As I review my resume I wish that my hair were long enough to chew on. There are so many things that I wish I knew. This, that, gah! x, y, and z! It's enough to render a person catatonic.

But if I am honest with myself, even the director of planning of the City of Los Angeles doesn't know evvvverything about planning. If he did, we would live in Utopia, not Los Angeles. We are always learning, always ever evolving, all of us.

I know more than I did when I first started grad school, some valuable lessons and others are hard-won truths. But I will know more two years from now than I do now. And even more two years from that time.

One of my favorite poems in high school was Robert Herrick's "To the Virgins Make Much of Time." This was due in no small part to Robert Sean Leonard's tortured role in the movie Dead Poets' Society, perfect for an angst-ridden teenager in the Midwest, in which this poem played a key part. Being a perfectionist I am often consumed with thoughts of what am I missing?! What don't I know!? Time nips at my heels! I must round out my wheelhouse! Instead, I need to sit back, take a breath, and now that while my drive for perfection will serve me well in my work mode, not to let perfection be the enemy of good. Focus on what I know how and know well and be sure that future employers are made aware of these attributes.

As another favorite poet, T.S. Eliot soothed in "the Love Song of J. Alfred Prufrock"
"There will be time, there will be time
To prepare a face to meet the faces that you meet;
There will be time to murder and create,
And time for all the works and days of hands
That lift and drop a question on your plate;
Time for you and time for me,
And time yet for a hundred indecisions
And for a hundred visions and revisions
Before the taking of a toast and tea. "
{stanzas 23-34}

OK, it's doubtful that Eliot would be highly sympathetic to my plight. He came off as rather stingy emotionally and more than a little pretentious.
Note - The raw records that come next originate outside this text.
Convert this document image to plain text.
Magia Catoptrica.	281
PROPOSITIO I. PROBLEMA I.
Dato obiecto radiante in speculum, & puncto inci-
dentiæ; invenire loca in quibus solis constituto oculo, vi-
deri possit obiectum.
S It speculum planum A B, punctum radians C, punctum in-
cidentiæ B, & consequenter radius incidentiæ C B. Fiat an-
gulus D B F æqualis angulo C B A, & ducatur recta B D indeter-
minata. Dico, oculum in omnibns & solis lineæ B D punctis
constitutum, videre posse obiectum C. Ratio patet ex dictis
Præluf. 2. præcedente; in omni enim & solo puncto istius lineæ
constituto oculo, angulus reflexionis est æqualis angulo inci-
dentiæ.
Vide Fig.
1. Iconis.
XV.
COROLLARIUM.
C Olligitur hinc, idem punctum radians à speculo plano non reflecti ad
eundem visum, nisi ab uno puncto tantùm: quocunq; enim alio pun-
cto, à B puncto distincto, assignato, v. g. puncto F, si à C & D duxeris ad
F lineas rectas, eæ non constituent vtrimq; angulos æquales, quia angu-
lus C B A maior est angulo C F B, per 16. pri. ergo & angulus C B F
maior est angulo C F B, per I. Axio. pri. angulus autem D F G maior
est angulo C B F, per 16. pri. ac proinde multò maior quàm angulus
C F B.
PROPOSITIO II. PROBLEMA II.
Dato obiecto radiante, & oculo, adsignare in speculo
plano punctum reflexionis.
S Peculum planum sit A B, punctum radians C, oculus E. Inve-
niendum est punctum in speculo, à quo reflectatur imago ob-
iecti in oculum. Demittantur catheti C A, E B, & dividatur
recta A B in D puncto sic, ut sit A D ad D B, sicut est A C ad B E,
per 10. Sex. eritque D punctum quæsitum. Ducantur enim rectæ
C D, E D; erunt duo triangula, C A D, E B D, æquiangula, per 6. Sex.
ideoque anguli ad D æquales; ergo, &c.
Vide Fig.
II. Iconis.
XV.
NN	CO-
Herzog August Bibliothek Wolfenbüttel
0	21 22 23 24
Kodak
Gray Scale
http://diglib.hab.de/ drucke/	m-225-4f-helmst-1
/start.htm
But it is gratifying to know that there is "time yet for a hundred indecisions/ And for a hundred visions and revisions/ Before the taking of a toast and tea"

And although it is unrelated to anything in this post, it is another poem about time and one of my favorites by Henry van Dyke,
"Time is too slow for those who wait,
too swift for those who fear,
too long for those who grieve,
too short for those who rejoice,
but for those who love, time is eternity."

Here is Herrick's poem in its entirety-

Gather ye rosebuds while ye may,
Old Time is still a-flying:
And this same flower that smiles today
To-morrow will be dying.

The glorious lamp of heaven, the sun,
The higher he’s a-getting,
The sooner will his race be run,
And nearer he’s to setting.

That age is best which is the first,
When youth and blood are warmer,
But being spent, the worse, and worst,
Times still succeed the former.

Then be not coy, but use your time,
And while ye may, go marry:
For having lost but once your prime,
You may for ever tarry.

2 comments:

Future Urban Planner said...

More thoughts by Henry Van Dyke

Life

LET me but live my life from year to year,
With forward face and unreluctant soul;
Not hurrying to, nor turning from the goal;
Not mourning for the things that disappear
In the dim past, nor holding back in fear
From what the future veils; but with a whole
And happy heart, that pays its toll
To Youth and Age, and travels on with cheer.
So let the way wind up the hill or down,
O'er rough or smooth, the journey will be joy:
Still seeking what I sought when but a boy,
New friendship, high adventure, and a crown,
My heart will keep the courage of the quest,
And hope the road's last turn will be the best.
-Henry Van Dyke

Bill said...

That last by Van Dyke? Now *that* is wisdom (and a road I've surely traveled, and travel still, just so).